Mais que dire de la demi-réponse, également fréquemment esquissée, selon laquelle la disparition de l’enfer serait justifiée par le Magistère actuel (ou mieux, par le Magistère récemment exprimé)  

Tout d’abord, il faut distinguer les opinions personnelles (même de personnes très haut placées) et le Magistère (bien qu’une opposition entre les deux soit problématique). Les mots, les gestes, les choix ont des degrés d’officialité et d’autorité très différents.

Ensuite, il faut noter que le Magistère récemment exprimé a déclaré officiellement à plusieurs reprises qu’il ne voulait pas remplacer celui qui était exprimé depuis longtemps, mais le laisser intact.

Et puis, prenons comme exemple des textes tels le Catéchisme de l’Eglise Catholique, promulgué en 1992 par le Pape Jean-Paul II et son Compendium, publié en 2005 par le Pape Benoît XVI sur mandat (en 2003) de Jean-Paul II ; en référence stricte au Concile Vatican II (1962-1965) et au Synode des évêques (1985). Dans un texte assez bref comme le Compendium, l’enfer est mentionné aux points 74, 125, 212, 213 et dans l’Appendice.

Le Magistère conciliaire et post-conciliaire ne justifie donc pas cette disparition contrairement  à ce que la tendance progressiste dominante (et un certain traditionalisme “dur”) dit ou insinue à tort de manière idéologique ou partisane.

Mais d’un autre côté, après réflexion, même en admettant que ces déviations outrepassent, instrumentalisent ou ignorent les actes officiels, nous posons la question : le courant centriste (et un certain traditionalisme “modéré” ou plutôt servile) a-t-il pleinement raison d’assurer que les textes du récent Magistère authentique n’ont rien à voir avec de telles déviations?

Prenons par exemple le n° 212 du Compendium du Catéchisme de l’Église Catholique (mars-juin 2005). « En quoi consiste l’enfer ? Il consiste en la damnation éternelle de ceux qui meurent par libre choix dans le péché mortel. Le principal châtiment de l’enfer est la séparation éternelle d’avec Dieu, en Qui seul l’homme a la vie et le bonheur pour lesquels il a été créé et auxquels il aspire. Le Christ exprime cette réalité par ces mots : “Loin de moi, maudits, dans le feu éternel” (Mt 25, 41) ». Juste un exemple : d’une part, l’épithète “principal” indique, en toute logique, que la peine du dam (la plus grande, il est vrai) n’est pas la seule peine de l’enfer ; donc, en enfer, il y a aussi une autre peine, et c’est la peine du sens.

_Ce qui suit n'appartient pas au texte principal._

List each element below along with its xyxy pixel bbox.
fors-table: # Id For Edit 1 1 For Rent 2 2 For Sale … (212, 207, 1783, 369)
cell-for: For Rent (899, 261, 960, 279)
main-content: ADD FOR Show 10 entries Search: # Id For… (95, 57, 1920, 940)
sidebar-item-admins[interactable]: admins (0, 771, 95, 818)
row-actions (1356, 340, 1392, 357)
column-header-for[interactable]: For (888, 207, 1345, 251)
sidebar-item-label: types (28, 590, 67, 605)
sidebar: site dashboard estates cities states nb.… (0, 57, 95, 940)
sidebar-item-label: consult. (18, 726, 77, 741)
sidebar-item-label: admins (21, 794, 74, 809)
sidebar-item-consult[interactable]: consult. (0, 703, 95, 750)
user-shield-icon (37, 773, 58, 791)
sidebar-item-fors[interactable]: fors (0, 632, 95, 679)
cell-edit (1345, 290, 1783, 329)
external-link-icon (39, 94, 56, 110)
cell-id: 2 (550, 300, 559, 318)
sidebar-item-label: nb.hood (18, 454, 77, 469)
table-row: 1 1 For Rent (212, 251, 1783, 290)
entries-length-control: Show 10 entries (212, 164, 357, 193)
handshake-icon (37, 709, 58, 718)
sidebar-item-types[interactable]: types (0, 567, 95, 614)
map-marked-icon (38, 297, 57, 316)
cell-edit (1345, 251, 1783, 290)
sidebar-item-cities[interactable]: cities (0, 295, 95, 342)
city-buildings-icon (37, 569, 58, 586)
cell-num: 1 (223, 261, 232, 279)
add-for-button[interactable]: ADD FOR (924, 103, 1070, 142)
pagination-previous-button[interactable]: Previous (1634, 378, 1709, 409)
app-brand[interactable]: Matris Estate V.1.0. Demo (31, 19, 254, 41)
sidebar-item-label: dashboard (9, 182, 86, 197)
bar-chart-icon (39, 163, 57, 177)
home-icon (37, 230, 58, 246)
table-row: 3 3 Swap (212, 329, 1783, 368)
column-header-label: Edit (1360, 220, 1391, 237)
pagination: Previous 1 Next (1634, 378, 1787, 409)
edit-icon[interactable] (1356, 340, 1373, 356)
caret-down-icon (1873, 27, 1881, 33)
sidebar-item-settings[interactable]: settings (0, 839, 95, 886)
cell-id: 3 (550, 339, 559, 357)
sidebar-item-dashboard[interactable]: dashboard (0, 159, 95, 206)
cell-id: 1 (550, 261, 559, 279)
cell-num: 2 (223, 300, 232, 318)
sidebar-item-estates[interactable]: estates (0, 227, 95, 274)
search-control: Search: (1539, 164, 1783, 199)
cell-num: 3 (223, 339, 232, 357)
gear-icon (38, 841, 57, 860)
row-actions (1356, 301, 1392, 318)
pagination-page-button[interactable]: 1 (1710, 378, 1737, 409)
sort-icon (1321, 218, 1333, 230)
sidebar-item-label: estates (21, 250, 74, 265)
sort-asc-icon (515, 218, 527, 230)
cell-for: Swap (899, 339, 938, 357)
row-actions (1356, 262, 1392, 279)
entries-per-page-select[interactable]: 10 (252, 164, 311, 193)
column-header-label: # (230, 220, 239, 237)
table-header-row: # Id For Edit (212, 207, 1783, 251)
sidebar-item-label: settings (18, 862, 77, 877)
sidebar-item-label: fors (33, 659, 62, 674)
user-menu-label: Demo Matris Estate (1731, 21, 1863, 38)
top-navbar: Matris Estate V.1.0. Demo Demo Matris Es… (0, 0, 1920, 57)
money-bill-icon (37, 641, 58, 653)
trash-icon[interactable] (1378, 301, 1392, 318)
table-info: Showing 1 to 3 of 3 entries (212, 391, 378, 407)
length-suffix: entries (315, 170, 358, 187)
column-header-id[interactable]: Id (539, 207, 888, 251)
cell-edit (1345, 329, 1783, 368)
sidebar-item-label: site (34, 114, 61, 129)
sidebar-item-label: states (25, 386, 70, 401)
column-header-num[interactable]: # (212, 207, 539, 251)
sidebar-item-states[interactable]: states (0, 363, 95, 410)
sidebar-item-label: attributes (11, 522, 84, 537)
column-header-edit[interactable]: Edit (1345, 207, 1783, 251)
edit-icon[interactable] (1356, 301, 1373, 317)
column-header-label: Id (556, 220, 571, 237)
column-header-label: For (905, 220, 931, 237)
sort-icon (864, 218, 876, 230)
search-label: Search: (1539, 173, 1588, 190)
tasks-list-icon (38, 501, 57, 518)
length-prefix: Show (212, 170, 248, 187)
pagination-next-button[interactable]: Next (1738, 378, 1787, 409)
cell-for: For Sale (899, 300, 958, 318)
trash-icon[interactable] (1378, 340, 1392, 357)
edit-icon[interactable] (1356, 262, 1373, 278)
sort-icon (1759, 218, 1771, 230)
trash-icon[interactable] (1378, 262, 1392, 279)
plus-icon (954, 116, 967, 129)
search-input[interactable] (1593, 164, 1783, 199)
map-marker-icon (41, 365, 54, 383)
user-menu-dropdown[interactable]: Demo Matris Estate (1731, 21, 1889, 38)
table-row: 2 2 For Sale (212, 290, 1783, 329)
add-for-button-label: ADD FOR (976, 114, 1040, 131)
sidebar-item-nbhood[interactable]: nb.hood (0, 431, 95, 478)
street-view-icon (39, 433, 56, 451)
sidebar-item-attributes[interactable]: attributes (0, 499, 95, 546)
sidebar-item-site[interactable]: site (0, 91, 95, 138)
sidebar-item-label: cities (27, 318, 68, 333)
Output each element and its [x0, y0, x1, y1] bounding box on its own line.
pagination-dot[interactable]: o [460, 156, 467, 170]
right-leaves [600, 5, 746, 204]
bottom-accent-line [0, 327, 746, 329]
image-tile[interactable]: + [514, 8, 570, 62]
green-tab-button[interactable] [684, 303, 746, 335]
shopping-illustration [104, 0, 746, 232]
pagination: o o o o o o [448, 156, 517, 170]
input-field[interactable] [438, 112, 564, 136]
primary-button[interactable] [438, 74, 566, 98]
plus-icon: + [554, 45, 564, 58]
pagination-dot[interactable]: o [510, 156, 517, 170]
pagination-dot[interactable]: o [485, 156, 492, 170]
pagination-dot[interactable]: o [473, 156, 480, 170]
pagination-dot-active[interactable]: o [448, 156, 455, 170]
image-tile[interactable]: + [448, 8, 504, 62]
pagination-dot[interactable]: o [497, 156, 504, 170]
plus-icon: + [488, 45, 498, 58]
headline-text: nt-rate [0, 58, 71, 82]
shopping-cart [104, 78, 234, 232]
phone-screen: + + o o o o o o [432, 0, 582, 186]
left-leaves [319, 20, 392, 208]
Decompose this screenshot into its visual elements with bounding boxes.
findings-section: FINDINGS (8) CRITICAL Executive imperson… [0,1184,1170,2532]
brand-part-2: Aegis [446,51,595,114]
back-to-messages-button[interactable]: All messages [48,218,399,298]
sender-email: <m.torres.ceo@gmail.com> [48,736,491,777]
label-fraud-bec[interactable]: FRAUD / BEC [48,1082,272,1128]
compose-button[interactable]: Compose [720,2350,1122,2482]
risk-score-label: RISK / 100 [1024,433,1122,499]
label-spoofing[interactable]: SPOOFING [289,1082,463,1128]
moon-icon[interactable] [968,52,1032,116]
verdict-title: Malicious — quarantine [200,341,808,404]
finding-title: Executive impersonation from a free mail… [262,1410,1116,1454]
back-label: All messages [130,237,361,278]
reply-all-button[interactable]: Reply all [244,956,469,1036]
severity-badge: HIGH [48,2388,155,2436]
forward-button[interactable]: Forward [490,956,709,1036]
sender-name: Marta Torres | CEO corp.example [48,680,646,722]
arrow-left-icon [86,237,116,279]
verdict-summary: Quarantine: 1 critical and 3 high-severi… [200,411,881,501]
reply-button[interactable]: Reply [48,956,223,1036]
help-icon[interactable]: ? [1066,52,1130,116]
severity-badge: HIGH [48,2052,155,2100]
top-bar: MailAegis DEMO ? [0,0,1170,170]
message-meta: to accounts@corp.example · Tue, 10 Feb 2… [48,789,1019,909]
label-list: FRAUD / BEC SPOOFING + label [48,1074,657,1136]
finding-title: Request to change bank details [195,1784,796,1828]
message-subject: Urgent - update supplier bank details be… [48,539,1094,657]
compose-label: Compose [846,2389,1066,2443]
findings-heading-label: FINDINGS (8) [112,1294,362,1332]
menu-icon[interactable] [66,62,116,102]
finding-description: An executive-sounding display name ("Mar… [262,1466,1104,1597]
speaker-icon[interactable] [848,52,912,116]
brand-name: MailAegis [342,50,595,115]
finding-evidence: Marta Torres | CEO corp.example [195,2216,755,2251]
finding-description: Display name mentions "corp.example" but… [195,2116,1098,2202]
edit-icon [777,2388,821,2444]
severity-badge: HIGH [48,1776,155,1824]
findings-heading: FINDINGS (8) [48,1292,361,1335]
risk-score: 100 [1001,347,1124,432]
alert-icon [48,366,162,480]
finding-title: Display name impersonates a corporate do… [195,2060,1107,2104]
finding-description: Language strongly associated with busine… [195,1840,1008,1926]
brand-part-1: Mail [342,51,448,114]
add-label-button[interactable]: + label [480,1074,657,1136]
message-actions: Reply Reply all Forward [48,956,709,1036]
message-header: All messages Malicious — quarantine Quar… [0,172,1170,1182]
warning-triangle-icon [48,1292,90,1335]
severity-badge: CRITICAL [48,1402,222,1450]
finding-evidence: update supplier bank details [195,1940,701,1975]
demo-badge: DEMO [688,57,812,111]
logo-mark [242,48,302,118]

En revanche, elle n’est exprimée qu’à travers une allusion indirecte, laissée d’ailleurs quelque peu dans l’ombre. N’est-ce pas déjà anti-traditionnel ? Le développement homogène de la doctrine catholique se fait par explicitation, du gland au chêne, et non l’inverse, face aux menaces contre les vérités de la foi jusqu’alors en état de placida possessio, l’Eglise a toujours et partout réagi en “plaçant sous la lampe” le bien mis en danger. Elle le professe alors de manière plus claire, plus formelle, plus explicite mais certainement pas d’une manière plus ambiguë, plus déficiente et en tout cas plus implicite. Est-ce toujours le cas ici, ou n’est-ce pas plutôt le contraire ? Et cela arrive dans un texte dont l’intention - en soi louable - est de mettre un terme à la perte du contenu doctrinal de la foi, qui sévit. Ne s’agit-il pas déjà d'un renversement de situation en demi-teinte de la tradition catholique?

 

 

[1] Perplexités qui se sont révélées également au Synode de 1967, qui étaient non seulement largement présentes mais où elles ont même été majoritaire, au point de rejeter la ligne liturgique de Mgr Bugnini.